Het Wetsverbond werd in 33 G.T. afgeschaft, maar de periode van Gods speciale gunst en aandacht voor de joden eindigde toen niet.a Die periode zou nog tot 36 G.T. duren, toen Petrus tot de godvruchtige Italiaan Cornelius en zijn huisgezin en tot andere heidenen predikte (Handelingen 10:1-48). Wat was de basis voor het verlengen van deze gunst?
„[De Messias] moet het verbond voor de velen één week lang van kracht laten blijven”, zegt Daniël 9:27. Het verbond dat vanaf Jezus’ doop en het begin van de openbare bediening van de Messias in 29 G.T. zeven jaar, ofwel „één week”, van kracht bleef, was het Abrahamitische verbond. Om in die verbondsverhouding te zijn opgenomen, moest iemand alleen maar een Hebreeuwse nakomeling van Abraham zijn. Dat unilaterale verbond bracht iemand niet in een opgedragen verhouding met Jehovah. De joodse gelovigen die na Petrus’ toespraak op Pinksteren 33 G.T. gedoopt werden, ontvingen dus wel speciale aandacht als natuurlijke joden, maar konden geen aanspraak maken op een opgedragen verhouding met God toen het Wetsverbond eenmaal verwijderd was. Ze moesten zich persoonlijk aan God opdragen.
Een persoonlijke opdracht van de joden en proselieten die zich op Pinksteren 33 G.T. voor de doop aanboden, was om nog een reden noodzakelijk. De apostel Petrus spoorde zijn publiek ertoe aan om berouw te hebben en in Jezus’ naam gedoopt te worden.
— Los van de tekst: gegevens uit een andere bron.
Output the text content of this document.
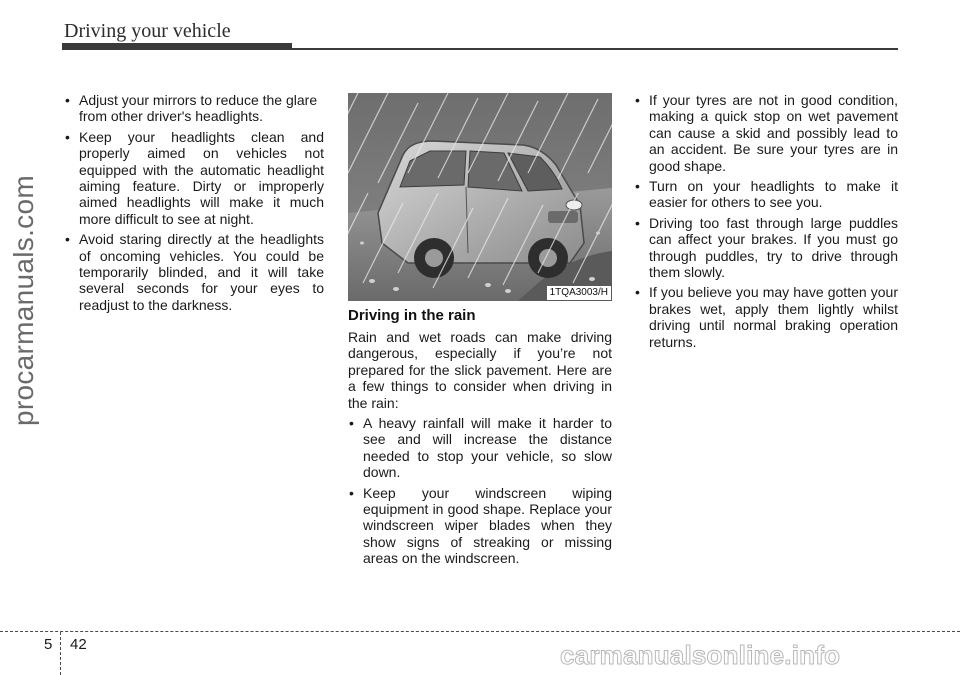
Driving your vehicle
procarmanuals.com
• Adjust your mirrors to reduce the glare from other driver's headlights.
• Keep your headlights clean and properly aimed on vehicles not equipped with the automatic headlight aiming feature. Dirty or improperly aimed headlights will make it much more difficult to see at night.
• Avoid staring directly at the headlights of oncoming vehicles. You could be temporarily blinded, and it will take several seconds for your eyes to readjust to the darkness.
1TQA3003/H
Driving in the rain

Rain and wet roads can make driving dangerous, especially if you’re not prepared for the slick pavement. Here are a few things to consider when driving in the rain:

• A heavy rainfall will make it harder to see and will increase the distance needed to stop your vehicle, so slow down.
• Keep your windscreen wiping equipment in good shape. Replace your windscreen wiper blades when they show signs of streaking or missing areas on the windscreen.
• If your tyres are not in good condition, making a quick stop on wet pavement can cause a skid and possibly lead to an accident. Be sure your tyres are in good shape.
• Turn on your headlights to make it easier for others to see you.
• Driving too fast through large puddles can affect your brakes. If you must go through puddles, try to drive through them slowly.
• If you believe you may have gotten your brakes wet, apply them lightly whilst driving until normal braking operation returns.
5 42	carmanualsonline.info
Om dit te doen moesten ze de wereldse levenswijze opgeven en Jezus aanvaarden als Heer en Messias, als Hogepriester en als degene die in de hemel aan Gods rechterhand zit. Ze moesten de naam van Jehovah God aanroepen voor redding door bemiddeling van Christus Jezus, wat inhield dat ze geloof in Christus moesten oefenen en hem als hun Leider moesten erkennen. De hele basis voor een verhouding met God en voor vergeving van zonden was nu veranderd. De gelovige joden moesten deze nieuwe regeling als individuele personen accepteren. Hoe? Door zich aan God op te dragen en dat in het openbaar bekend te maken door in de naam van Jezus Christus in water ondergedompeld te worden. De waterdoop was een symbool van hun opdracht aan God, die hen door bemiddeling van Jezus Christus in een nieuwe verhouding met God bracht. — Handelingen 2:21, 33-36; 3:19-23.
[Voetnoot]
a Toen Jezus Christus naar de hemel opsteeg en de waarde van zijn geofferde menselijke leven aan Jehovah God aanbood, werd het Mozaïsche wetsverbond tenietgedaan en werd de basis gelegd voor het voorzegde ’nieuwe verbond’. — Jeremia 31:31-34.